= AlkB =

Protein in E. coli

AlkB (Alkylation B) is a protein found in E. coli, induced during an adaptive response and involved in the direct reversal of alkylation damage. AlkB specifically removes alkylation damage to single stranded (SS) DNA caused by S_{N}2 type of chemical agents. It efficiently removes methyl groups from 1-methyl adenines, 3-methyl cytosines in SS DNA. AlkB is an alpha-ketoglutarate-dependent hydroxylase, a superfamily non-haem iron-containing proteins. It oxidatively demethylates the DNA substrate. Demethylation by AlkB is accompanied with release of CO_{2}, succinate, and formaldehyde.

==Human homologs==
There are nine human homologs of AlkB. They are:

- Alkb homolog 1, histone h2a dioxygenase, , , , AlkB homolog 5, RNA demethylase, , , ,

ABH3, like E. coli AlkB, is specific for SS DNA and RNA whereas ABH2 has a higher affinity for damages in double-stranded DNA.

ALKBH8 has an RNA recognition motif, a methyltransferase domain, and an AlkB-like domain. The methyltransferase domain generates the wobble nucleoside 5-methoxycarbonylmethyluridine (mcm5U) from its precursor 5-carboxymethyluridine (cm5U). The AlkB-like domain generates (S)-5-methoxycarbonylhydroxymethyluridine (mchm5U)in Gly-tRNA-UCC.

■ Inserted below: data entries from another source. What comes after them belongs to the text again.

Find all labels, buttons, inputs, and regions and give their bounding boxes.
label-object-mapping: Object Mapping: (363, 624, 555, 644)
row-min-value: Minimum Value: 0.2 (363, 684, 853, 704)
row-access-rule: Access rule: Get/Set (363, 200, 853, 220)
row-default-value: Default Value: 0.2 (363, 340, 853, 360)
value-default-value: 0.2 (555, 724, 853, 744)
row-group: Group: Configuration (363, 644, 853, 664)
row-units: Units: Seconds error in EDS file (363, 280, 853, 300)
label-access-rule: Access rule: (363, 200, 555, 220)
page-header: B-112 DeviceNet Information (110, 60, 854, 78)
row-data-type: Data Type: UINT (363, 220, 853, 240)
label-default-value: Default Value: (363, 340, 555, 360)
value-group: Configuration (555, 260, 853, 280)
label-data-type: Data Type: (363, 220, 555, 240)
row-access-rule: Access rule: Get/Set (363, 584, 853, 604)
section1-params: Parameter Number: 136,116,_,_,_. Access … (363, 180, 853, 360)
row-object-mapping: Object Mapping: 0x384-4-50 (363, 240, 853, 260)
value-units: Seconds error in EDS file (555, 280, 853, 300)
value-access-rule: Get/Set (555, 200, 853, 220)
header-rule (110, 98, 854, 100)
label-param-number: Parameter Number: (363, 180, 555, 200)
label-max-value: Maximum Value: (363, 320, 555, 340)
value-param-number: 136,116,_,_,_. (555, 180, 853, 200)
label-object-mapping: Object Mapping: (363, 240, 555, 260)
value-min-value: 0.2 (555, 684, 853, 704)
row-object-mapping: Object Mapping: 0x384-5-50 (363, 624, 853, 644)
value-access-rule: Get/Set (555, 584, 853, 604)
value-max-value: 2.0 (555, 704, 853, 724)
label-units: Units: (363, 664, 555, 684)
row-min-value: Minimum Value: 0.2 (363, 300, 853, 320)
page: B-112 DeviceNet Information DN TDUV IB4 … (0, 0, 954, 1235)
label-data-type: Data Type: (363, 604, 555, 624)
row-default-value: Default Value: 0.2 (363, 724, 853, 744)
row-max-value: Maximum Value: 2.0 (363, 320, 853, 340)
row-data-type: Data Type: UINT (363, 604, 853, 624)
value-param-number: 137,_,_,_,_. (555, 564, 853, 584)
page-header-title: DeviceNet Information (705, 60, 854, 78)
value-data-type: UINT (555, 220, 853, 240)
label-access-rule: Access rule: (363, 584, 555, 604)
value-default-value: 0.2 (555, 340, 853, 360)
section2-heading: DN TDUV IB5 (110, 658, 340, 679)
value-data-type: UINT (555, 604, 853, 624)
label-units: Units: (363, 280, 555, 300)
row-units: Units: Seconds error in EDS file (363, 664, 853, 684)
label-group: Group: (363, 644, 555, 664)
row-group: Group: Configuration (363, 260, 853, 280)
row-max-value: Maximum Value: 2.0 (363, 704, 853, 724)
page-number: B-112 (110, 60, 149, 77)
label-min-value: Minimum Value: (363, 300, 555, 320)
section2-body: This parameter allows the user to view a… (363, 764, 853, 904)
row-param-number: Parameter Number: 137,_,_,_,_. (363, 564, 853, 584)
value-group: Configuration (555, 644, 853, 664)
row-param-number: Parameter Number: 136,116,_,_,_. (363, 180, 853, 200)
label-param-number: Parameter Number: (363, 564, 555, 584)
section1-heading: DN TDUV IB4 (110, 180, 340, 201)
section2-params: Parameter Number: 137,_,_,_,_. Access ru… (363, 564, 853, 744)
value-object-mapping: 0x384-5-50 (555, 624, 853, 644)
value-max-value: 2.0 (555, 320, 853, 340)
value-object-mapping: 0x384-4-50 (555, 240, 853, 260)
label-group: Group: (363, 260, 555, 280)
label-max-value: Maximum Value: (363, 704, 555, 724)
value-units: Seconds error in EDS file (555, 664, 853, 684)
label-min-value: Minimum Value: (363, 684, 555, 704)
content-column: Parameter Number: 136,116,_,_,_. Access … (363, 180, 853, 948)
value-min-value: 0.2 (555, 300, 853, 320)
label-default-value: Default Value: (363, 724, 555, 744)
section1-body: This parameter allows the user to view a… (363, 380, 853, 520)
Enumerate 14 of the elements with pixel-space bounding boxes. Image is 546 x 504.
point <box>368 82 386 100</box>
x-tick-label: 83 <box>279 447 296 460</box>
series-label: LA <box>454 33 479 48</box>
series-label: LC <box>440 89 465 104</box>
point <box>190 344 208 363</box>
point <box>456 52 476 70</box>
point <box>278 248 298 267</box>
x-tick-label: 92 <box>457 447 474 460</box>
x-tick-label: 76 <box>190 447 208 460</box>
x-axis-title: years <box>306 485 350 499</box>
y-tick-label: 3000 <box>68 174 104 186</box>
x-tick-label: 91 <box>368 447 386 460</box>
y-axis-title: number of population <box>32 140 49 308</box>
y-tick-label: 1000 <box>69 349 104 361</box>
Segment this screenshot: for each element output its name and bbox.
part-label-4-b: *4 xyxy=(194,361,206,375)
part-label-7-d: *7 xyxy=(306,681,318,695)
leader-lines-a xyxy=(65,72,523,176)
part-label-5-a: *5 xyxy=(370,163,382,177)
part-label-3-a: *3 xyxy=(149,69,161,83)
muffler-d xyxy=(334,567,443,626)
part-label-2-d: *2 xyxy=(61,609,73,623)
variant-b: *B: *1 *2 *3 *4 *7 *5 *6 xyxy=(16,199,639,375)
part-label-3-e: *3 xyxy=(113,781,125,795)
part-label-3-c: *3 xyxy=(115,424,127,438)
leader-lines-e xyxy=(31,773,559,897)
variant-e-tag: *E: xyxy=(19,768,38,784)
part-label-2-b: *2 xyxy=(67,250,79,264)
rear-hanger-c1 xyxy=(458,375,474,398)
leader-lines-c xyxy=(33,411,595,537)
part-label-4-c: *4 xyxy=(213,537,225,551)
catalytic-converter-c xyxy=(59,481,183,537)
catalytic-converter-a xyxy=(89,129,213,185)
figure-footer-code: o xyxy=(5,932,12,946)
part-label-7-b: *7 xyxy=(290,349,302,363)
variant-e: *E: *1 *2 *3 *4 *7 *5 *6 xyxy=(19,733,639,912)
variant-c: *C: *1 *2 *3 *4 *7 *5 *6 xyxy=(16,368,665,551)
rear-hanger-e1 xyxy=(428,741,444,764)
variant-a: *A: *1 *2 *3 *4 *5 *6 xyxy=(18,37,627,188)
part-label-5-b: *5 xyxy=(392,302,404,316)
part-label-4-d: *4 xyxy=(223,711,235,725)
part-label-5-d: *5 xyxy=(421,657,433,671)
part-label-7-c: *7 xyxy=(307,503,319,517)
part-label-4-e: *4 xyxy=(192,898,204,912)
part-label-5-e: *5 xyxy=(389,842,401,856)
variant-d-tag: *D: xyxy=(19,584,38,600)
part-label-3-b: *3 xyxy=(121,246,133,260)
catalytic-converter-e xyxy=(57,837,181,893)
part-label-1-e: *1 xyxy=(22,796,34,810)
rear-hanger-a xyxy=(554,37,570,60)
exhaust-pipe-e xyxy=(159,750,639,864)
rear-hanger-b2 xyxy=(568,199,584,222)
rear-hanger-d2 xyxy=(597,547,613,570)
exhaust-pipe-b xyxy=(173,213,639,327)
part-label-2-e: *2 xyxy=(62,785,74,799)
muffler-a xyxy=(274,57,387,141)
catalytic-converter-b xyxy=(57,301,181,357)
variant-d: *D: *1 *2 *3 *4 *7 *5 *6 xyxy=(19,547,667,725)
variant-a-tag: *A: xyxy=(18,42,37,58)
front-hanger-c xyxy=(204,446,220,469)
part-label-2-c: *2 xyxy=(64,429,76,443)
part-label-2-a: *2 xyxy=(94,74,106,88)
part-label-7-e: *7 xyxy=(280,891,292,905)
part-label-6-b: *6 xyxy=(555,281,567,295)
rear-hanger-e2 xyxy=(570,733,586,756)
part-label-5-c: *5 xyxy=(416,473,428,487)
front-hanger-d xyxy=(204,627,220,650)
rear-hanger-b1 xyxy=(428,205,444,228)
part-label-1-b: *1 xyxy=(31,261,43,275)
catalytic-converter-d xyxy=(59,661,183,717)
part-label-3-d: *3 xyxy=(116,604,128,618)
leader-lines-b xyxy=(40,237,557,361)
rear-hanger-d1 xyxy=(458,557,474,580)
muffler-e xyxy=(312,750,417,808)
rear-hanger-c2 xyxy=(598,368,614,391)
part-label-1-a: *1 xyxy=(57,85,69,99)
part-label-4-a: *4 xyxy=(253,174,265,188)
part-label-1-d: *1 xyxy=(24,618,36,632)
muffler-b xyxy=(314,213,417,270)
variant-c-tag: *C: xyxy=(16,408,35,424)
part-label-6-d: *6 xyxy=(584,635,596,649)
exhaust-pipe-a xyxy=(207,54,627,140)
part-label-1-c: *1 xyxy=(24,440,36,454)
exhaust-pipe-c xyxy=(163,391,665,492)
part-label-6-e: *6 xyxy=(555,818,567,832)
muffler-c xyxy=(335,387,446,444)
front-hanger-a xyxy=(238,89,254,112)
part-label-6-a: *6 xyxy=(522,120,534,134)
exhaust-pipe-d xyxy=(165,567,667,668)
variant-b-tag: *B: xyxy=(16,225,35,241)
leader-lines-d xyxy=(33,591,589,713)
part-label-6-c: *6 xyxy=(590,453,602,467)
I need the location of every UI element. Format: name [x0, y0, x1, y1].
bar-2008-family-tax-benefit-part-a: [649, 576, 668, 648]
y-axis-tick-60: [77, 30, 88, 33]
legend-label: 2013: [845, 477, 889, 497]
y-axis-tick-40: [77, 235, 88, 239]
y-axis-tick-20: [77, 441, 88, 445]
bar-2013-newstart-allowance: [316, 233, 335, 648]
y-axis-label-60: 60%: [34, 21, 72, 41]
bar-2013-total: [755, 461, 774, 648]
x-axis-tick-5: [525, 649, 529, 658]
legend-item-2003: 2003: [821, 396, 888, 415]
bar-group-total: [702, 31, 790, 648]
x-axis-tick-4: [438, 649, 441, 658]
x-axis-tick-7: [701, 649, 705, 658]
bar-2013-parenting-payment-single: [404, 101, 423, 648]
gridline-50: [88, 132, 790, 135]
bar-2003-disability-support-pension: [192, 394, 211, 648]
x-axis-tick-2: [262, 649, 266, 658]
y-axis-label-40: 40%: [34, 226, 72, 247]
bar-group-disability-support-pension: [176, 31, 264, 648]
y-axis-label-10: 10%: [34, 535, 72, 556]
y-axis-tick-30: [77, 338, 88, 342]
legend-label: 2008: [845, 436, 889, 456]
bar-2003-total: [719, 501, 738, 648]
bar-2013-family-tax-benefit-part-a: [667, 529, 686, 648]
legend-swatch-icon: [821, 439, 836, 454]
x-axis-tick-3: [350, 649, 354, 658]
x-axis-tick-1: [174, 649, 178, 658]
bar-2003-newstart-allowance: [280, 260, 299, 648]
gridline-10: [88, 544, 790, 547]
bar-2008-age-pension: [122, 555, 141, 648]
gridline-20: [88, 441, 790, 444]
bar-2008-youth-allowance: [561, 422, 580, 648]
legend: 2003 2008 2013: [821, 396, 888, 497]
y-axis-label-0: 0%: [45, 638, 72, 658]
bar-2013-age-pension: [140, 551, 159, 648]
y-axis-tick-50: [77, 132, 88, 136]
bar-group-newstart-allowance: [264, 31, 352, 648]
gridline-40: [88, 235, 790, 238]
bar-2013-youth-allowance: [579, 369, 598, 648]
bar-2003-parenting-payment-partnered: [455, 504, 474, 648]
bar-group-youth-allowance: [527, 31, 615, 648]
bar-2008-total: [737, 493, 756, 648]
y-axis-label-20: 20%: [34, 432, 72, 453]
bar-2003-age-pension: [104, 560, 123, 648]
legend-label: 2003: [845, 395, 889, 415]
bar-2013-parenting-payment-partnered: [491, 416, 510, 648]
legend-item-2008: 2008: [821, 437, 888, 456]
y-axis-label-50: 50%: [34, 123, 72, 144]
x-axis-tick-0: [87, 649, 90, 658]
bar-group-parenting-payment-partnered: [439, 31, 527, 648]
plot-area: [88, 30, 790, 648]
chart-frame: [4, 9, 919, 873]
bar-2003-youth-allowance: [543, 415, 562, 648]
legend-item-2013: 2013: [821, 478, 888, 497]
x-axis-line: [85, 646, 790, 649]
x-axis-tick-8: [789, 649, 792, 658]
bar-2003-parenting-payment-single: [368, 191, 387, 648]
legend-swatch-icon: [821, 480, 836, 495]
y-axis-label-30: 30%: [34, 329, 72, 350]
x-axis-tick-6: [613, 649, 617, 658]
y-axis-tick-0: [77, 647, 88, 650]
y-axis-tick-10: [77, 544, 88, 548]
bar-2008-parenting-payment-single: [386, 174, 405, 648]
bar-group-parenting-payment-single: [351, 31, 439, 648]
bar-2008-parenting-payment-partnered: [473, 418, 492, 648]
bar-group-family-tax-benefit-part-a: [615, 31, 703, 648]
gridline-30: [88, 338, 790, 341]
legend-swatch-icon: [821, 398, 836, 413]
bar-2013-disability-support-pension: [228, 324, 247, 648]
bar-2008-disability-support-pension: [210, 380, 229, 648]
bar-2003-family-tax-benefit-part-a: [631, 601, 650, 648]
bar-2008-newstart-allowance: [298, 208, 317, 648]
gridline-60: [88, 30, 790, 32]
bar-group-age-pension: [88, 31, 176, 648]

FTO, which is associated with obesity in humans, is the first identified RNA demethylase. It demethylates N^{6}-methyladenosine in mRNA.

There is also another very different protein called AlkB or alkane hydroxylase. It is the catalytic subunit of a non-heme diiron protein, catalyzing the hydroxylation of alkanes, in aerobic bacteria that can utilize alkanes as a carbon source.

==Virus homologs==
AlkB domains are present within viral replication-associated proteins of plant RNA viruses of the families Closteroviridae, Alphaflexiviridae, Betaflexiviridae, and Secoviridae. Potyviridae is the largest family of plant RNA viruses; among these the AlkB domain is embedded in P1 proteases of endive necrotic mosaic virus (ENMV) of genus Potyvirus, French endive necrotic mosaic virus (FENMV) of Potyvirus, and blackberry virus Y (BlVY) of Brambyvirus.

==Functions==
AlkB has since been shown to have an ever expanding range of substrates since its initial discovery by Sedgwick, Lindahl, Seeberg and Falnes. Not only does it remove alkylation damage from the positively charged 1-methyl adenines and 3-methyl cytosines, but also from the neutral bases of 1-methyl guanine and 3-methyl thymine. AlkB has been shown as the first example of a DNA repair enzyme converting one type of DNA damage that blocks DNA replication, to another type of damage that the DNA polymerase can traverse with ease. This was seen for the cyclic lesion ethanoadenine (not to be confused with ethenoadenine...see below), which upon hydroxylation by AlkB, affords an N^{6}-acetaldehyde lesion, thus affording an 'adenine' hydrogen-bonding face. In contrast to the previous types of alkylation damage removed by AlkB via a hydroxylation mechanism, AlkB has been shown to epoxidize the double bond of ethenoadenine, which is hydrolyzed to a diol, and ultimately released as the dialdehyde glyoxal, thus restoring the undamaged adenine in the DNA.

Experimental results show that AlkB domains from plant viruses have RNA demethylase activity in vitro. AlkB homologs from plants show the pro-viral roles, and may participate in plant antiviral immunity by regulating the levels of N^{6}-methyladenosine (m^{6}A), a common type of RNA modification.